DCHP host entry with 2 IP's ?

Chris Buxton chris.p.buxton at gmail.com
Fri Aug 5 20:12:55 UTC 2011


On Aug 5, 2011, at 12:55 PM, Paul Reilly wrote:

> Thanks for the replies guys,
> 
>> No, no, and no. No range or pool declaration is necessary to serve hosts that have fixed-address statements.
> 
> 
> Yeah, I want fixed static addresses - so I have not specified pool or ranges.
>  
> 
>> It should work as posted and it should be automatic.
> 
> 
> That's what I thought.

Is it actually not working? If so, try separating the fixed addresses into multiple declarations:

host myhost1 {
    hardware ethernet 00:1C:23:EE:C1:8E;
    fixed-address x.y.10.10;
}
host myhost1 {
    hardware ethernet 00:1C:23:EE:C1:8E;
    fixed-address x.y.20.10;
}

> I'm not clear on how the DHCP server knows which subnet to use though?  Does it use the the router address of the subnet (where ip helper address is configured)  to determine which subnet the request is coming from?  

Yes, for remote subnets. For local subnets, it uses its own network address for the comparison.

> All requests come in on eth0  but some some "via x.y.10.1"  which is the router address in subnet 10.
> One issue might be that the DHCP server is in subnet x.y.20.0 and requests for this do not come from a router address as it's on the same local subnet.

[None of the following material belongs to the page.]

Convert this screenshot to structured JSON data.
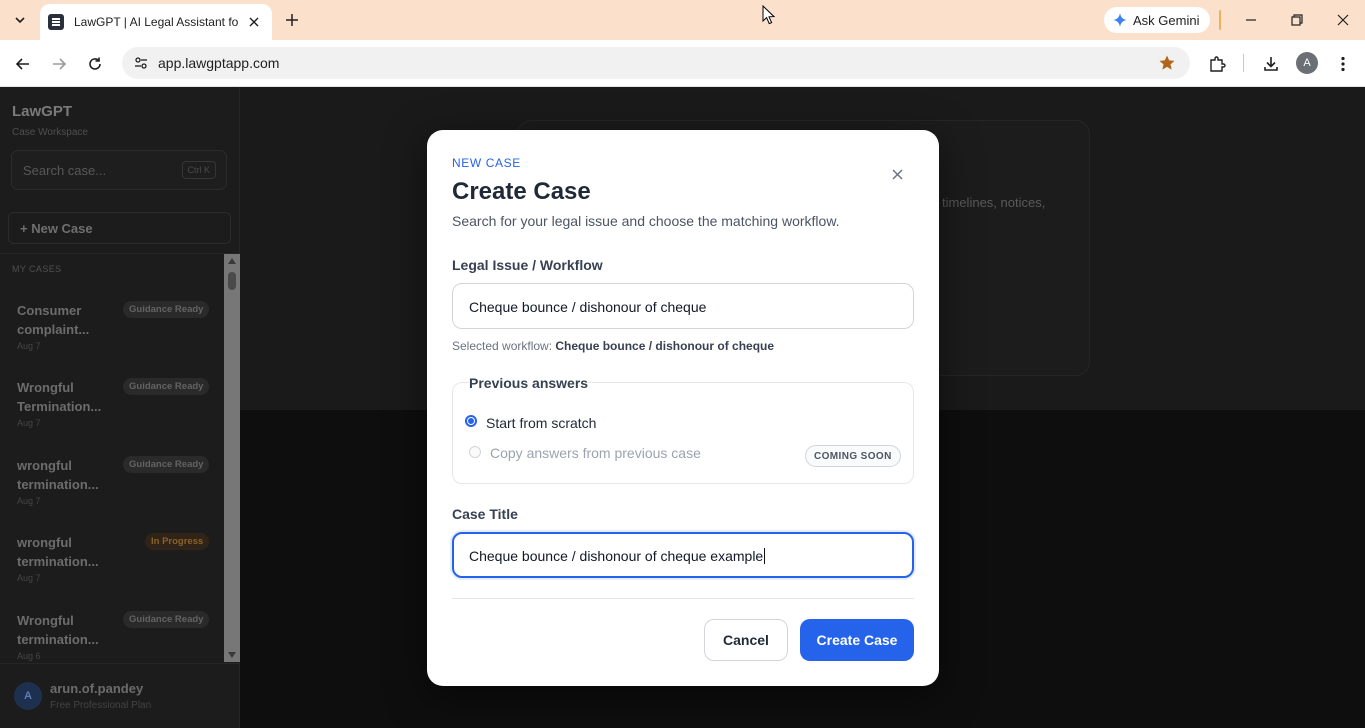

No, that's not a problem. Local clients will get a lease (fixed or dynamic) from the local network; remote clients will get one from the network local to the relay (the 'via ...' address).

>> In the absence of shared network statements, the fixed-address value used will be the one in the same network as the DHCP relay, or if local, the same network as the DHCP server itself.
>> 
>> From the man-page:
>> 
>>> When dhcpd tries to find a host declaration for a client, it first looks for a host declaration which has a fixed-address declaration that lists an IP address that is valid for the subnet or shared network on which the client is booting. If it doesn't find any such entry, it tries to find an entry which has no fixed-address declaration.
>> 
>> host declarations are always global, even if written inside some other scope such as a subnet or pool. But option inheritance works as written. This can make it very confusing if you write your host declarations anywhere other than the global scope.
> 
> So putting the host within the subnet declarations won't make any difference then?

Not any good difference.

> Regarding the shared-network configuration, I think I might give that a go.
> Would this be the right config?
> 
> shared-network  MYNETWORK   {
> 
>       subnet x.y.10.0 netmask 255.255.255.0 {
>                       option subnet-mask 255.255.255.0;
>                       option routers x.y.10.1;
>                       max-lease-time 600;
>                       default-lease-time 600;
> 
>       host myhost1  { hardware ethernet 00:1C:23:EE:C1:8E;  fixed-address x.y.10.10; }
>                       } 
> 
> 
>       subnet x.y.20.0 netmask 255.255.255.0 {
>                       option subnet-mask 255.255.255.0;
>                       option routers x.y.20.1;
>                       max-lease-time 600;
>                       default-lease-time 600;
> 
>                       host myhost1  { hardware ethernet 00:1C:23:EE:C1:8E;  fixed-address x.y.20.10; }
>                       } 
> }

Not unless both of those subnets are in the same broadcast domain (the same physical network or the same vlan). Shared networks are something to avoid if at all possible.